Furthermore, our study did not include any measures for reducing legacy bias; many gestures in the proposed set contains interactions that relate to those elicited on other platforms. While not reducing legacy bias can be advantageous as to not reinvent what does not need to be reinvented [12], there are techniques that can be used for doing so e.g. priming (preparing the participants for the new platform), production (letting participants propose multiple interactions) partners (letting participants participate in groups), which can yield more novel interaction techniques specific for the platform [20].

7 Conclusion and Future Work

This paper has presented a user study investigating user-defined touch gestures for large displays. In total, we analysed 312 elicited gestures from 26 participants for 12 actions commonly used on touch displays. The results and analysis reported agreement rate of user-gestures, a taxonomy of user-gestures, and a user-defined gesture set. We gave results of a pilot study evaluation of a gesture set used on a high fidelity prototype, which showed great promise in the user-defined gesture set. In addition, this paper discusses the results in detail and gives design implications to aid designers and engineers when developing interfaces for large touch displays.

This paper provides a basis for several future directions. The study by Kou et al. [13] shows that there are interesting findings to be made by allowing participants to provide multiple gestures for each action, and one can consider investigating the presented study by asking participants to provide multiple gestures for each action. Another angle for future work is considering several touch display sizes, which might reveal interesting gestural interactions depending on how large the touch display is.

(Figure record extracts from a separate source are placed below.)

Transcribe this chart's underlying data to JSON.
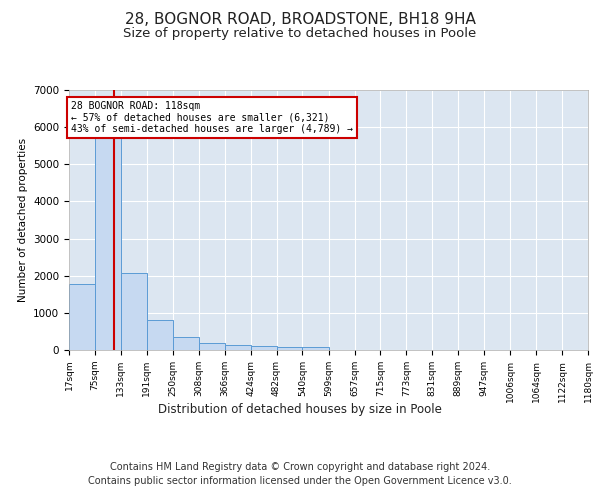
{
  "title_line1": "28, BOGNOR ROAD, BROADSTONE, BH18 9HA",
  "title_line2": "Size of property relative to detached houses in Poole",
  "xlabel": "Distribution of detached houses by size in Poole",
  "ylabel": "Number of detached properties",
  "bar_color": "#c6d9f1",
  "bar_edge_color": "#5b9bd5",
  "background_color": "#dce6f1",
  "grid_color": "#ffffff",
  "annotation_box_color": "#cc0000",
  "annotation_text": "28 BOGNOR ROAD: 118sqm\n← 57% of detached houses are smaller (6,321)\n43% of semi-detached houses are larger (4,789) →",
  "property_line_x": 118,
  "property_line_color": "#cc0000",
  "footnote_line1": "Contains HM Land Registry data © Crown copyright and database right 2024.",
  "footnote_line2": "Contains public sector information licensed under the Open Government Licence v3.0.",
  "bin_edges": [
    17,
    75,
    133,
    191,
    250,
    308,
    366,
    424,
    482,
    540,
    599,
    657,
    715,
    773,
    831,
    889,
    947,
    1006,
    1064,
    1122,
    1180
  ],
  "bar_heights": [
    1780,
    5780,
    2060,
    820,
    340,
    185,
    130,
    95,
    90,
    75,
    0,
    0,
    0,
    0,
    0,
    0,
    0,
    0,
    0,
    0
  ],
  "ylim": [
    0,
    7000
  ],
  "yticks": [
    0,
    1000,
    2000,
    3000,
    4000,
    5000,
    6000,
    7000
  ],
  "title_fontsize": 11,
  "subtitle_fontsize": 9.5,
  "footnote_fontsize": 7
}
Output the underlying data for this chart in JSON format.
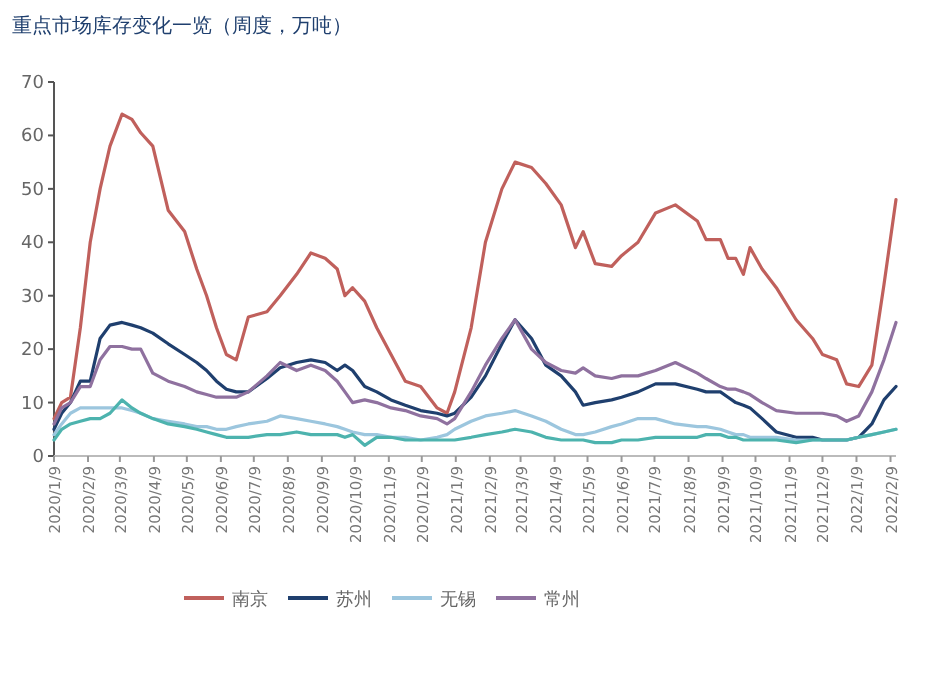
{
  "chart_data": {
    "type": "line",
    "title": "重点市场库存变化一览（周度，万吨）",
    "x": [
      "2020-01-09",
      "2020-01-16",
      "2020-01-24",
      "2020-02-02",
      "2020-02-11",
      "2020-02-20",
      "2020-02-29",
      "2020-03-11",
      "2020-03-20",
      "2020-03-28",
      "2020-04-08",
      "2020-04-22",
      "2020-05-07",
      "2020-05-18",
      "2020-05-27",
      "2020-06-05",
      "2020-06-14",
      "2020-06-23",
      "2020-07-04",
      "2020-07-21",
      "2020-08-02",
      "2020-08-17",
      "2020-08-30",
      "2020-09-12",
      "2020-09-23",
      "2020-09-30",
      "2020-10-07",
      "2020-10-18",
      "2020-10-29",
      "2020-11-11",
      "2020-11-24",
      "2020-12-08",
      "2020-12-23",
      "2021-01-01",
      "2021-01-08",
      "2021-01-23",
      "2021-02-05",
      "2021-02-20",
      "2021-03-04",
      "2021-03-19",
      "2021-04-01",
      "2021-04-15",
      "2021-04-28",
      "2021-05-05",
      "2021-05-16",
      "2021-05-31",
      "2021-06-09",
      "2021-06-24",
      "2021-07-10",
      "2021-07-28",
      "2021-08-17",
      "2021-08-25",
      "2021-09-07",
      "2021-09-14",
      "2021-09-21",
      "2021-09-28",
      "2021-10-04",
      "2021-10-15",
      "2021-10-28",
      "2021-11-15",
      "2021-11-30",
      "2021-12-09",
      "2021-12-22",
      "2021-12-31",
      "2022-01-11",
      "2022-01-23",
      "2022-02-03",
      "2022-02-14"
    ],
    "xlim": [
      "2020-01-09",
      "2022-02-14"
    ],
    "xticks": [
      {
        "value": "2020-01-09",
        "label": "2020/1/9"
      },
      {
        "value": "2020-02-09",
        "label": "2020/2/9"
      },
      {
        "value": "2020-03-09",
        "label": "2020/3/9"
      },
      {
        "value": "2020-04-09",
        "label": "2020/4/9"
      },
      {
        "value": "2020-05-09",
        "label": "2020/5/9"
      },
      {
        "value": "2020-06-09",
        "label": "2020/6/9"
      },
      {
        "value": "2020-07-09",
        "label": "2020/7/9"
      },
      {
        "value": "2020-08-09",
        "label": "2020/8/9"
      },
      {
        "value": "2020-09-09",
        "label": "2020/9/9"
      },
      {
        "value": "2020-10-09",
        "label": "2020/10/9"
      },
      {
        "value": "2020-11-09",
        "label": "2020/11/9"
      },
      {
        "value": "2020-12-09",
        "label": "2020/12/9"
      },
      {
        "value": "2021-01-09",
        "label": "2021/1/9"
      },
      {
        "value": "2021-02-09",
        "label": "2021/2/9"
      },
      {
        "value": "2021-03-09",
        "label": "2021/3/9"
      },
      {
        "value": "2021-04-09",
        "label": "2021/4/9"
      },
      {
        "value": "2021-05-09",
        "label": "2021/5/9"
      },
      {
        "value": "2021-06-09",
        "label": "2021/6/9"
      },
      {
        "value": "2021-07-09",
        "label": "2021/7/9"
      },
      {
        "value": "2021-08-09",
        "label": "2021/8/9"
      },
      {
        "value": "2021-09-09",
        "label": "2021/9/9"
      },
      {
        "value": "2021-10-09",
        "label": "2021/10/9"
      },
      {
        "value": "2021-11-09",
        "label": "2021/11/9"
      },
      {
        "value": "2021-12-09",
        "label": "2021/12/9"
      },
      {
        "value": "2022-01-09",
        "label": "2022/1/9"
      },
      {
        "value": "2022-02-09",
        "label": "2022/2/9"
      }
    ],
    "ylim": [
      0,
      70
    ],
    "yticks": [
      0,
      10,
      20,
      30,
      40,
      50,
      60,
      70
    ],
    "legend": "bottom",
    "series": [
      {
        "name": "南京",
        "color": "#c0605c",
        "values": [
          7,
          10,
          11,
          24,
          40,
          50,
          58,
          64,
          63,
          60.5,
          58,
          46,
          42,
          35,
          30,
          24,
          19,
          18,
          26,
          27,
          30,
          34,
          38,
          37,
          35,
          30,
          31.5,
          29,
          24,
          19,
          14,
          13,
          9,
          8,
          12,
          24,
          40,
          50,
          55,
          54,
          51,
          47,
          39,
          42,
          36,
          35.5,
          37.5,
          40,
          45.5,
          47,
          44,
          40.5,
          40.5,
          37,
          37,
          34,
          39,
          35,
          31.5,
          25.5,
          22,
          19,
          18,
          13.5,
          13,
          17,
          32,
          48
        ]
      },
      {
        "name": "苏州",
        "color": "#1f3f6e",
        "values": [
          5,
          8,
          10,
          14,
          14,
          22,
          24.5,
          25,
          24.5,
          24,
          23,
          21,
          19,
          17.5,
          16,
          14,
          12.5,
          12,
          12,
          14.5,
          16.5,
          17.5,
          18,
          17.5,
          16,
          17,
          16,
          13,
          12,
          10.5,
          9.5,
          8.5,
          8,
          7.5,
          8,
          11,
          15,
          21,
          25.5,
          22,
          17,
          15,
          12,
          9.5,
          10,
          10.5,
          11,
          12,
          13.5,
          13.5,
          12.5,
          12,
          12,
          11,
          10,
          9.5,
          9,
          7,
          4.5,
          3.5,
          3.5,
          3,
          3,
          3,
          3.5,
          6,
          10.5,
          13
        ]
      },
      {
        "name": "无锡",
        "color": "#9cc6de",
        "values": [
          4,
          6,
          8,
          9,
          9,
          9,
          9,
          9,
          8.5,
          8,
          7,
          6.5,
          6,
          5.5,
          5.5,
          5,
          5,
          5.5,
          6,
          6.5,
          7.5,
          7,
          6.5,
          6,
          5.5,
          5,
          4.5,
          4,
          4,
          3.5,
          3.5,
          3,
          3.5,
          4,
          5,
          6.5,
          7.5,
          8,
          8.5,
          7.5,
          6.5,
          5,
          4,
          4,
          4.5,
          5.5,
          6,
          7,
          7,
          6,
          5.5,
          5.5,
          5,
          4.5,
          4,
          4,
          3.5,
          3.5,
          3.5,
          3,
          3,
          3,
          3,
          3,
          3.5,
          4,
          4.5,
          5
        ]
      },
      {
        "name": "常州",
        "color": "#8f719f",
        "values": [
          6,
          9,
          10,
          13,
          13,
          18,
          20.5,
          20.5,
          20,
          20,
          15.5,
          14,
          13,
          12,
          11.5,
          11,
          11,
          11,
          12,
          15,
          17.5,
          16,
          17,
          16,
          14,
          12,
          10,
          10.5,
          10,
          9,
          8.5,
          7.5,
          7,
          6,
          7,
          12,
          17,
          22,
          25.5,
          20,
          17.5,
          16,
          15.5,
          16.5,
          15,
          14.5,
          15,
          15,
          16,
          17.5,
          15.5,
          14.5,
          13,
          12.5,
          12.5,
          12,
          11.5,
          10,
          8.5,
          8,
          8,
          8,
          7.5,
          6.5,
          7.5,
          12,
          18,
          25
        ]
      },
      {
        "color": "#4db3ae",
        "values": [
          3,
          5,
          6,
          6.5,
          7,
          7,
          8,
          10.5,
          9,
          8,
          7,
          6,
          5.5,
          5,
          4.5,
          4,
          3.5,
          3.5,
          3.5,
          4,
          4,
          4.5,
          4,
          4,
          4,
          3.5,
          4,
          2,
          3.5,
          3.5,
          3,
          3,
          3,
          3,
          3,
          3.5,
          4,
          4.5,
          5,
          4.5,
          3.5,
          3,
          3,
          3,
          2.5,
          2.5,
          3,
          3,
          3.5,
          3.5,
          3.5,
          4,
          4,
          3.5,
          3.5,
          3,
          3,
          3,
          3,
          2.5,
          3,
          3,
          3,
          3,
          3.5,
          4,
          4.5,
          5
        ]
      }
    ]
  }
}
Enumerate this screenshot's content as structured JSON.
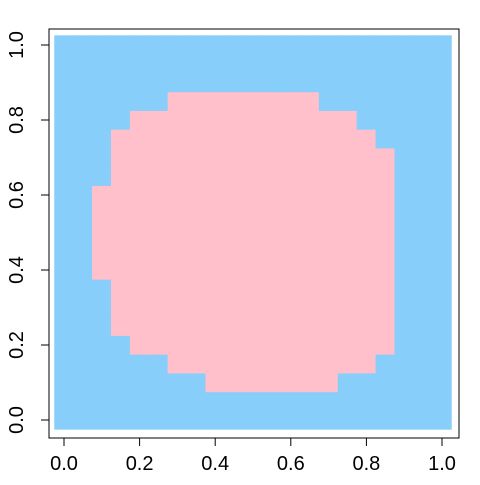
{
  "chart_data": {
    "type": "scatter",
    "x": [
      0,
      0.05,
      0.1,
      0.15,
      0.2,
      0.25,
      0.3,
      0.35,
      0.4,
      0.45,
      0.5,
      0.55,
      0.6,
      0.65,
      0.7,
      0.75,
      0.8,
      0.85,
      0.9,
      0.95,
      1
    ],
    "y": [
      0,
      0.05,
      0.1,
      0.15,
      0.2,
      0.25,
      0.3,
      0.35,
      0.4,
      0.45,
      0.5,
      0.55,
      0.6,
      0.65,
      0.7,
      0.75,
      0.8,
      0.85,
      0.9,
      0.95,
      1
    ],
    "series": [
      {
        "color": "#87cefa"
      },
      {
        "color": "#ffc0cb"
      }
    ],
    "classes": [
      [
        0,
        0,
        0,
        0,
        0,
        0,
        0,
        0,
        0,
        0,
        0,
        0,
        0,
        0,
        0,
        0,
        0,
        0,
        0,
        0,
        0
      ],
      [
        0,
        0,
        0,
        0,
        0,
        0,
        0,
        0,
        0,
        0,
        0,
        0,
        0,
        0,
        0,
        0,
        0,
        0,
        0,
        0,
        0
      ],
      [
        0,
        0,
        0,
        0,
        0,
        0,
        0,
        0,
        1,
        1,
        1,
        1,
        1,
        1,
        1,
        0,
        0,
        0,
        0,
        0,
        0
      ],
      [
        0,
        0,
        0,
        0,
        0,
        0,
        1,
        1,
        1,
        1,
        1,
        1,
        1,
        1,
        1,
        1,
        1,
        0,
        0,
        0,
        0
      ],
      [
        0,
        0,
        0,
        0,
        1,
        1,
        1,
        1,
        1,
        1,
        1,
        1,
        1,
        1,
        1,
        1,
        1,
        1,
        0,
        0,
        0
      ],
      [
        0,
        0,
        0,
        1,
        1,
        1,
        1,
        1,
        1,
        1,
        1,
        1,
        1,
        1,
        1,
        1,
        1,
        1,
        0,
        0,
        0
      ],
      [
        0,
        0,
        0,
        1,
        1,
        1,
        1,
        1,
        1,
        1,
        1,
        1,
        1,
        1,
        1,
        1,
        1,
        1,
        0,
        0,
        0
      ],
      [
        0,
        0,
        0,
        1,
        1,
        1,
        1,
        1,
        1,
        1,
        1,
        1,
        1,
        1,
        1,
        1,
        1,
        1,
        0,
        0,
        0
      ],
      [
        0,
        0,
        1,
        1,
        1,
        1,
        1,
        1,
        1,
        1,
        1,
        1,
        1,
        1,
        1,
        1,
        1,
        1,
        0,
        0,
        0
      ],
      [
        0,
        0,
        1,
        1,
        1,
        1,
        1,
        1,
        1,
        1,
        1,
        1,
        1,
        1,
        1,
        1,
        1,
        1,
        0,
        0,
        0
      ],
      [
        0,
        0,
        1,
        1,
        1,
        1,
        1,
        1,
        1,
        1,
        1,
        1,
        1,
        1,
        1,
        1,
        1,
        1,
        0,
        0,
        0
      ],
      [
        0,
        0,
        1,
        1,
        1,
        1,
        1,
        1,
        1,
        1,
        1,
        1,
        1,
        1,
        1,
        1,
        1,
        1,
        0,
        0,
        0
      ],
      [
        0,
        0,
        1,
        1,
        1,
        1,
        1,
        1,
        1,
        1,
        1,
        1,
        1,
        1,
        1,
        1,
        1,
        1,
        0,
        0,
        0
      ],
      [
        0,
        0,
        0,
        1,
        1,
        1,
        1,
        1,
        1,
        1,
        1,
        1,
        1,
        1,
        1,
        1,
        1,
        1,
        0,
        0,
        0
      ],
      [
        0,
        0,
        0,
        1,
        1,
        1,
        1,
        1,
        1,
        1,
        1,
        1,
        1,
        1,
        1,
        1,
        1,
        1,
        0,
        0,
        0
      ],
      [
        0,
        0,
        0,
        1,
        1,
        1,
        1,
        1,
        1,
        1,
        1,
        1,
        1,
        1,
        1,
        1,
        1,
        0,
        0,
        0,
        0
      ],
      [
        0,
        0,
        0,
        0,
        1,
        1,
        1,
        1,
        1,
        1,
        1,
        1,
        1,
        1,
        1,
        1,
        0,
        0,
        0,
        0,
        0
      ],
      [
        0,
        0,
        0,
        0,
        0,
        0,
        1,
        1,
        1,
        1,
        1,
        1,
        1,
        1,
        0,
        0,
        0,
        0,
        0,
        0,
        0
      ],
      [
        0,
        0,
        0,
        0,
        0,
        0,
        0,
        0,
        0,
        0,
        0,
        0,
        0,
        0,
        0,
        0,
        0,
        0,
        0,
        0,
        0
      ],
      [
        0,
        0,
        0,
        0,
        0,
        0,
        0,
        0,
        0,
        0,
        0,
        0,
        0,
        0,
        0,
        0,
        0,
        0,
        0,
        0,
        0
      ],
      [
        0,
        0,
        0,
        0,
        0,
        0,
        0,
        0,
        0,
        0,
        0,
        0,
        0,
        0,
        0,
        0,
        0,
        0,
        0,
        0,
        0
      ]
    ],
    "xlim": [
      0,
      1
    ],
    "ylim": [
      0,
      1
    ],
    "xticks": [
      {
        "value": 0,
        "label": "0.0"
      },
      {
        "value": 0.2,
        "label": "0.2"
      },
      {
        "value": 0.4,
        "label": "0.4"
      },
      {
        "value": 0.6,
        "label": "0.6"
      },
      {
        "value": 0.8,
        "label": "0.8"
      },
      {
        "value": 1,
        "label": "1.0"
      }
    ],
    "yticks": [
      {
        "value": 0,
        "label": "0.0"
      },
      {
        "value": 0.2,
        "label": "0.2"
      },
      {
        "value": 0.4,
        "label": "0.4"
      },
      {
        "value": 0.6,
        "label": "0.6"
      },
      {
        "value": 0.8,
        "label": "0.8"
      },
      {
        "value": 1,
        "label": "1.0"
      }
    ]
  }
}
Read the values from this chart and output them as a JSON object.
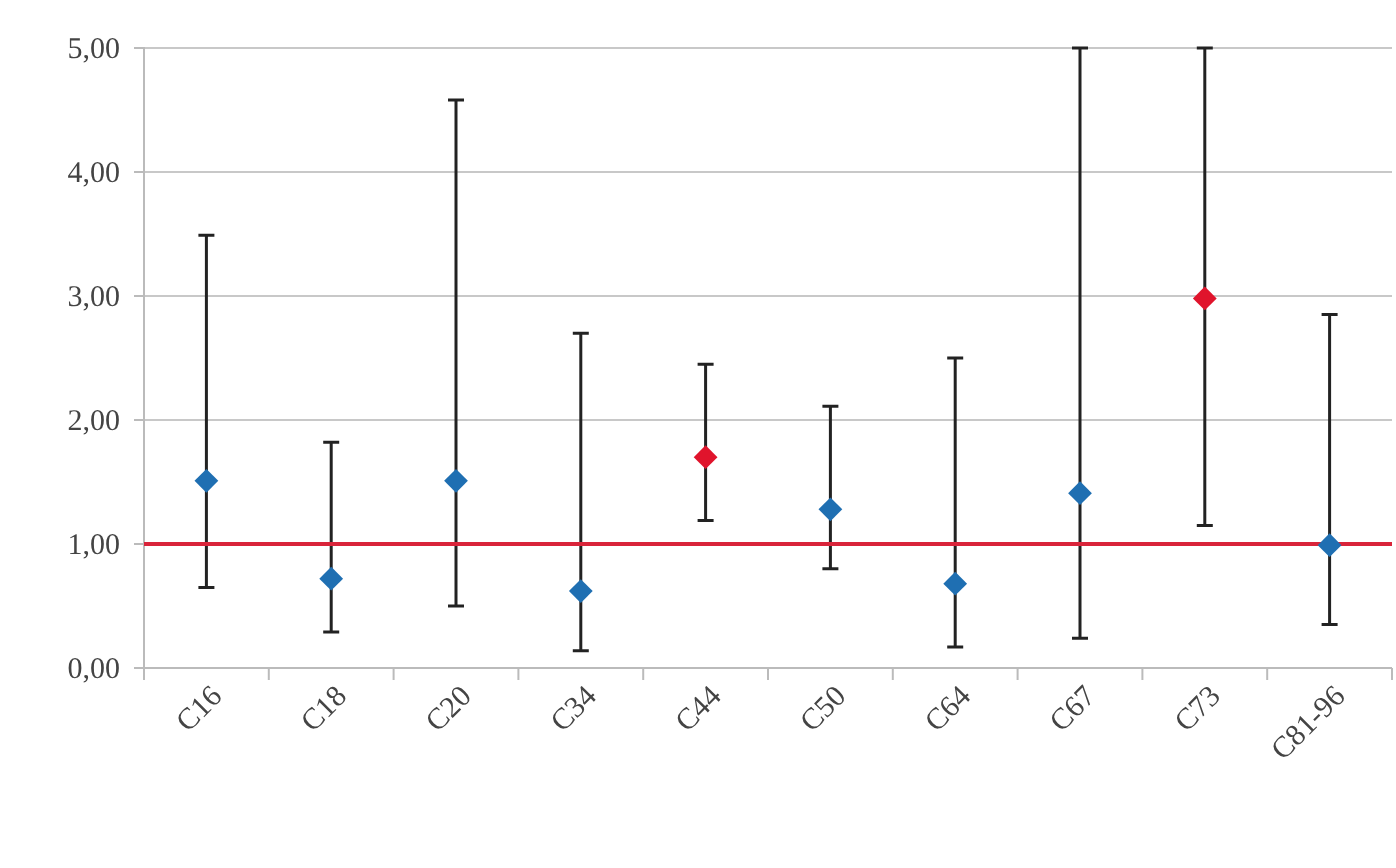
{
  "chart_data": {
    "type": "scatter",
    "categories": [
      "C16",
      "C18",
      "C20",
      "C34",
      "C44",
      "C50",
      "C64",
      "C67",
      "C73",
      "C81-96"
    ],
    "values": [
      1.51,
      0.72,
      1.51,
      0.62,
      1.7,
      1.28,
      0.68,
      1.41,
      2.98,
      0.99
    ],
    "colors": [
      "#1f6fb2",
      "#1f6fb2",
      "#1f6fb2",
      "#1f6fb2",
      "#e0142c",
      "#1f6fb2",
      "#1f6fb2",
      "#1f6fb2",
      "#e0142c",
      "#1f6fb2"
    ],
    "errors": [
      [
        0.65,
        3.49
      ],
      [
        0.29,
        1.82
      ],
      [
        0.5,
        4.58
      ],
      [
        0.14,
        2.7
      ],
      [
        1.19,
        2.45
      ],
      [
        0.8,
        2.11
      ],
      [
        0.17,
        2.5
      ],
      [
        0.24,
        5.0
      ],
      [
        1.15,
        5.0
      ],
      [
        0.35,
        2.85
      ]
    ],
    "ylim": [
      0,
      5
    ],
    "yticks": [
      {
        "value": 0,
        "label": "0,00"
      },
      {
        "value": 1,
        "label": "1,00"
      },
      {
        "value": 2,
        "label": "2,00"
      },
      {
        "value": 3,
        "label": "3,00"
      },
      {
        "value": 4,
        "label": "4,00"
      },
      {
        "value": 5,
        "label": "5,00"
      }
    ],
    "grid": "y",
    "marker": "diamond",
    "ref_lines": [
      {
        "axis": "y",
        "value": 1,
        "color": "#d9243a"
      }
    ]
  }
}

In addition, future studies could consider legacy bias in investigating differences in outcome by using techniques as presented by Morris et al. [20] or simply by actively selecting participants with low experience with touch screens. This could provide valuable insights into how legacy bias affects user-defined gestures on a touch display and perhaps provide more novel interactions. Finally, cultural impact on the user-defined gestures was only briefly touched upon in this paper, and future research could consider carrying out a full investigation on this important aspect that impacts upon how we interact with the interface.